Na, das liest sich doch gleich schon entspannter. :)

Gut, dass das Botanische (Feuerdorn, Ebenstrauß, Scheinfrucht) nicht zur Überlast gerät, auch die übliche lyrische Selbstbespiegelung hält sich hier in erträglichen Grenzen. Und es finden sich daneben tatsächlich eine Menge ganz gebräuchlicher ("normaler") Komposita wie Stadtpark und Herbstwind. Selbst die Reimadverbien "sommerflüchtig" und "septembersichtig" wirken nicht erzwungen und sind leicht verständlich. So weit so ausgeglichen!

Was mir noch fehlt, ist eine dritte Strophe, die das Metrum bestätigt und das Thema abrundet. Sie muss keinen Erkenntnisgewinn transportieren, auch keine Moral usw., dass aber die "Scheinfrucht" "gleich vor Ort" geerntet wird, erscheint mir final etwas (zu) banal (,allein schon, weil es anders wohl auch kaum ginge).

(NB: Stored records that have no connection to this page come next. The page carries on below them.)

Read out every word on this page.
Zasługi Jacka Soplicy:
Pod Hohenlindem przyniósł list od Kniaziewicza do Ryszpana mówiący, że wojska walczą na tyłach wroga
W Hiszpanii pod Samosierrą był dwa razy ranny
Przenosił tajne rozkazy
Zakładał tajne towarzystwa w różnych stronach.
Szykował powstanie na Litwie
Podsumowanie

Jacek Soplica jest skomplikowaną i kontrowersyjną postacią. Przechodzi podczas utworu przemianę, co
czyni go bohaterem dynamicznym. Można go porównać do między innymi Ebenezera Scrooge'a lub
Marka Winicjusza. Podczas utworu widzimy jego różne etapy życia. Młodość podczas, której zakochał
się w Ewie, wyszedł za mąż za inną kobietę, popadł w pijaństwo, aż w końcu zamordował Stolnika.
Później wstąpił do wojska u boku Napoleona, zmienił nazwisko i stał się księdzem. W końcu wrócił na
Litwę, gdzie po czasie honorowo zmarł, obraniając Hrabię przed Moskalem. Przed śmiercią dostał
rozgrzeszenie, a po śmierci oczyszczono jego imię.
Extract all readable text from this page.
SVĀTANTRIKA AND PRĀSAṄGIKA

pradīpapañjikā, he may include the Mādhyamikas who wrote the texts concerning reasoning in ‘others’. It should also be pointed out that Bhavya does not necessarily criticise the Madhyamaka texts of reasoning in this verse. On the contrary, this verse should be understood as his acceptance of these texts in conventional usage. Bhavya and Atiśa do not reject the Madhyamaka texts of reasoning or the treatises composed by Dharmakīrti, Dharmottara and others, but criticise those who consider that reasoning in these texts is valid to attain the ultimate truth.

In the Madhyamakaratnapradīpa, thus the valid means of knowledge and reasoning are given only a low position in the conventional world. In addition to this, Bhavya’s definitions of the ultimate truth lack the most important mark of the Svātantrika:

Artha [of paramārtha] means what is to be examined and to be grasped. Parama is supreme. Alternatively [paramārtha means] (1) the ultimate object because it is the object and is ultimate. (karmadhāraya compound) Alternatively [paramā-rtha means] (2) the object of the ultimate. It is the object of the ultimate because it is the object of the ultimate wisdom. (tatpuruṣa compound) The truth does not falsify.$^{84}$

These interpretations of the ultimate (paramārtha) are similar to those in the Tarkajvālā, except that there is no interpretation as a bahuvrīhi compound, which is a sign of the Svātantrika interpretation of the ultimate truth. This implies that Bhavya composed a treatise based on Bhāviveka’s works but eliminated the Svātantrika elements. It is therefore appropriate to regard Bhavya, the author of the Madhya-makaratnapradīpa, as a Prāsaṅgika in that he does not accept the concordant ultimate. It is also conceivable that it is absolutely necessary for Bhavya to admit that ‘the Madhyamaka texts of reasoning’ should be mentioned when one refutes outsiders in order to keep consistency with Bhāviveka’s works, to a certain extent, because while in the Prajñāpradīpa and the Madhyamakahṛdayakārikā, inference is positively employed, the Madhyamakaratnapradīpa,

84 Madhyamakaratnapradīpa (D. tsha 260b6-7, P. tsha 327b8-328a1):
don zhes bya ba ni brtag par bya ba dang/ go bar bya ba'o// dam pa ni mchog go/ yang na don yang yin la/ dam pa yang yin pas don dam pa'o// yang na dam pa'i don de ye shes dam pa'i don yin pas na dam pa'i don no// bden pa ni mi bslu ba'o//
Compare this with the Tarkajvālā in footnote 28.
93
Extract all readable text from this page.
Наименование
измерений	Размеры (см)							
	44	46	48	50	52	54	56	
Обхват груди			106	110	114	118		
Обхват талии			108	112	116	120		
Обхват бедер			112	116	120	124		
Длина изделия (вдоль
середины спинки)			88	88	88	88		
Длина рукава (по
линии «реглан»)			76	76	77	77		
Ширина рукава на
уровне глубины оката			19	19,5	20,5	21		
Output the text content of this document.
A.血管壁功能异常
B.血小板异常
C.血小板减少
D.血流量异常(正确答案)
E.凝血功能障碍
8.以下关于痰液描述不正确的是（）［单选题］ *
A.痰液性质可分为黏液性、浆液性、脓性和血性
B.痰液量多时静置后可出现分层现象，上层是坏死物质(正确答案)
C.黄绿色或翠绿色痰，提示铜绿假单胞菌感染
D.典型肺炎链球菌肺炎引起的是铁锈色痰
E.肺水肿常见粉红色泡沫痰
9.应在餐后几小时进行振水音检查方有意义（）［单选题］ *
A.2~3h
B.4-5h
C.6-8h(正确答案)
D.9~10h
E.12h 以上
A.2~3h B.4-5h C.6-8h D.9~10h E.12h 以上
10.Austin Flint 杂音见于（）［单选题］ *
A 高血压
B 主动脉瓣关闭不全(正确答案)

Dabei geht es, wie ich es verstehe, hauptsächlich um den sommerflüchtigen Dichter, der sich gierig auf die nun einsetzenden Herbstthemen stürzt, sich aber mit einer scheinbaren Frucht zufrieden gibt. Das könnte aber noch deutlicher herausgearbeitet werden. Als Schnellschuss ist der Text schon mal sehr erfrischend. Weiter so! :)

frühherbstliche Grüße
JB
 

sufnus

Mitglied
Hey James!
Also... ich hatte zwischenzeitlich schon Bedenken, dass mir dieser Sommerschlussgesang immer noch etwas zu unleichtgängig geraten sein könnte und so die versprochene, verschwitzungsfreie Lesbarkeit vor Deinem Richterauge verfehlte.
So ganz kompositafrei (jetzt hätt ich beinahe kompostfrei geschrieben) scheinen sich meine Dichtversuche einfach nicht assemblieren zu wollen und insbesondere die botanischen Begriffe haben tatsächlich noch ein gewisses Hürdenpotenzial. Je nun. Ich taste mich offensichtlich relativ vorsichtig an Leichtsprachlichkeit heran. ;) Schön, dass Du dennoch eine Entspanntheitsmehrung rezipiert hast.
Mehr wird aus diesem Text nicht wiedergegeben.